First we'll do it the long way around, since it illustrates the `State` monad's low-level mechanics quite nicely.

``````import Control.Monad.State

-- Function that numbers the nodes of a `Tree`.
tag :: Tree a -> Tree (a, Int)
tag tree =
-- tagStep is where the action happens.  This just gets the ball
-- rolling, with `0` as the initial counter value.
evalState (tagStep tree) 0

-- This is one monadic "step" of the calculation.  It assumes that
-- it has access to the current counter value implicitly.
tagStep :: Tree a -> State Int (Tree (a, Int))
tagStep (Tree a subtrees) = do
-- The `get :: State s s` action accesses the implicit state
-- parameter of the State monad.  Here we bind that value to
-- the variable `counter`.
counter <- get

-- The `put :: s -> State s ()` sets the implicit state parameter
-- of the `State` monad.  The next `get` that we execute will see
-- the value of `counter + 1` (assuming no other puts in between).
put (counter + 1)

-- Recurse into the subtrees.  `mapM` is a utility function
-- for executing a monadic actions (like `tagStep`) on a list of
-- elements, and producing the list of results.  Each execution of
-- `tagStep` will be executed with the counter value that resulted
-- from the previous list element's execution.
subtrees' <- mapM tagStep subtrees

return \$ Tree (a, counter) subtrees'

``````

### # Split out the counter into a postIncrement action

The bit where we are `get`ting the current counter and then `put`ting counter + 1 can be split off into a `postIncrement` action, similar to what many C-style languages provide:

``````postIncrement :: Enum s => State s s
postIncrement = do
result <- get
modify succ
return result

``````

### # Split out the tree walk into a higher-order function

The tree walk logic can be split out into its own function, like this:

``````mapTreeM :: Monad m => (a -> m b) -> Tree a -> m (Tree b)
mapTreeM action (Tree a subtrees) = do
a' <- action a
subtrees' <- mapM (mapTreeM action) subtrees
return \$ Tree a' subtrees'

``````

With this and the `postIncrement` function we can rewrite `tagStep`:

``````tagStep :: Tree a -> State Int (Tree (a, Int))
tagStep = mapTreeM step
where step :: a -> State Int (a, Int)
step a = do
counter <- postIncrement
return (a, counter)

``````

### # Use the `Traversable` class

The `mapTreeM` solution above can be easily rewritten into an instance of the `Traversable` class (opens new window):

``````instance Traversable Tree where
traverse action (Tree a subtrees) =
Tree <\$> action a <*> traverse action subtrees

``````

Note that this required us to use `Applicative` (the `<*>` operator) instead of `Monad`.

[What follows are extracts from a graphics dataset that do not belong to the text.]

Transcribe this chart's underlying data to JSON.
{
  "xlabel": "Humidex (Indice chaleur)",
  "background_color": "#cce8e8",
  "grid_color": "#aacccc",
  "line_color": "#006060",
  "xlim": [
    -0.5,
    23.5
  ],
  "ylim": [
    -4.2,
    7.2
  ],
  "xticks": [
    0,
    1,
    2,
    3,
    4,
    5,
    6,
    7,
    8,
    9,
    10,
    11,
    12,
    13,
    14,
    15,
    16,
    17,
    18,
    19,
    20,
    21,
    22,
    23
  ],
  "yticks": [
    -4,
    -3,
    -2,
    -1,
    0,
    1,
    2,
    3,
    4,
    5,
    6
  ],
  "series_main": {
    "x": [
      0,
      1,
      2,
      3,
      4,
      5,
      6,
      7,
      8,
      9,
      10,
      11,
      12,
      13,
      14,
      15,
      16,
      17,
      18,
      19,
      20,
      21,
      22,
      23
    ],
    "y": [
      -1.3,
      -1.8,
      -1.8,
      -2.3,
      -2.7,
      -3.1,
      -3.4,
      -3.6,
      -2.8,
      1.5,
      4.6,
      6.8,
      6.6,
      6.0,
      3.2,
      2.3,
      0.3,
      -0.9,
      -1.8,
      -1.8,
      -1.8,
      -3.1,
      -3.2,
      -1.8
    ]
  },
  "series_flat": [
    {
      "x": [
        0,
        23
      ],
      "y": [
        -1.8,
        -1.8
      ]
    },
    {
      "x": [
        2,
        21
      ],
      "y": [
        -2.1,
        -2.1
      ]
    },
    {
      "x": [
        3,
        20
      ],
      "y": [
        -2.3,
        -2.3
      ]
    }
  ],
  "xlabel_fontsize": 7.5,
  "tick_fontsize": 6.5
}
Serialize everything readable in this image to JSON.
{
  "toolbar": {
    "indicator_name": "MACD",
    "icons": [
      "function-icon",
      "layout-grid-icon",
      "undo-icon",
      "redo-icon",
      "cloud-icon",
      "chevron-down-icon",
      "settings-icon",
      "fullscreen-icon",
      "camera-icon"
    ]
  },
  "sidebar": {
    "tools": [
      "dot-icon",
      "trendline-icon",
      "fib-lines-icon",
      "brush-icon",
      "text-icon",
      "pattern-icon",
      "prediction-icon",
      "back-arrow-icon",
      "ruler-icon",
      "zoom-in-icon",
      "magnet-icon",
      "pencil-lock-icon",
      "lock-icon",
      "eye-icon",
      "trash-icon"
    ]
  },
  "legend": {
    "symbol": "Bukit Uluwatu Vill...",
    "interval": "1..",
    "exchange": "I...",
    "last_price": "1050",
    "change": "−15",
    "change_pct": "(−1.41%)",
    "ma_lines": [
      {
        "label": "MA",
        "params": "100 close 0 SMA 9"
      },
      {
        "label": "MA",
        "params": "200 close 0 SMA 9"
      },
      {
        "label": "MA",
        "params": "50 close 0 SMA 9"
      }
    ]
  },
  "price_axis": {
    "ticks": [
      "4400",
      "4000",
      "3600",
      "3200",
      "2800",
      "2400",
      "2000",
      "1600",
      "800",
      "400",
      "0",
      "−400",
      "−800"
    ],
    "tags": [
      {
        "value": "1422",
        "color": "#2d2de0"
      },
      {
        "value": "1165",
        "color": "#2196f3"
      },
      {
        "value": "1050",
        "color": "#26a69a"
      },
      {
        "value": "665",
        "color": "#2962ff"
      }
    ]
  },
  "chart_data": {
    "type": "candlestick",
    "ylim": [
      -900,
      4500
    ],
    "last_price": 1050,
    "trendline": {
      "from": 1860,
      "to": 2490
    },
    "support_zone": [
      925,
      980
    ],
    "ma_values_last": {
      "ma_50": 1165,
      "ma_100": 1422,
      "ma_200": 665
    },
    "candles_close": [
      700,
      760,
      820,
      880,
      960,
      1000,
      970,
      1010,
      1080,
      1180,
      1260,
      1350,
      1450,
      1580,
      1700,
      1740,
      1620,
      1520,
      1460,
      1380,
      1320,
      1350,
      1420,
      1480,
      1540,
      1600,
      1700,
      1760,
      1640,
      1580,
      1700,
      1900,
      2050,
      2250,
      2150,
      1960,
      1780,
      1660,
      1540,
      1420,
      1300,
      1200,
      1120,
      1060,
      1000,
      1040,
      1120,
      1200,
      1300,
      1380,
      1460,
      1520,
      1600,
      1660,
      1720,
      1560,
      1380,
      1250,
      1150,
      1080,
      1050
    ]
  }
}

With that, now we can write `tag` like a pro:

``````tag :: Traversable t => t a -> t (a, Int)
tag init t = evalState (traverse step t) 0
where step a = do tag <- postIncrement
return (a, tag)

``````

Note that this works for any `Traversable` type, not just our `Tree` type!

### # Getting rid of the `Traversable` boilerplate

GHC has a `DeriveTraversable` extension that eliminates the need for writing the instance above:

``````{-# LANGUAGE DeriveFunctor, DeriveFoldable, DeriveTraversable #-}

data Tree a = Tree a [Tree a]
deriving (Show, Functor, Foldable, Traversable)

``````

#### # Remarks

Newcomers to Haskell often shy away from the `State` monad and treat it like a taboo—like the claimed benefit of functional programming is the avoidance of state, so don't you lose that when you use `State`? A more nuanced view is that:

• State can be useful in small, controlled doses;
• The `State` type provides the ability to control the dose very precisely.

The reasons being that if you have `action :: State s a`, this tells you that:

• `action` is special because it depends on a state;
• The state has type `s`, so `action` cannot be influenced by any old value in your program—only an `s` or some value reachable from some `s`;
• The `runState :: State s a -> s -> (a, s)` puts a "barrier" around the stateful action, so that its effectfulness cannot be observed from outside that barrier.

So this is a good set of criteria for whether to use `State` in particular scenario. You want to see that your code is minimizing the scope of the state, both by choosing a narrow type for `s` and by putting `runState` as close to "the bottom" as possible, (so that your actions can be influenced by as few thing as possible.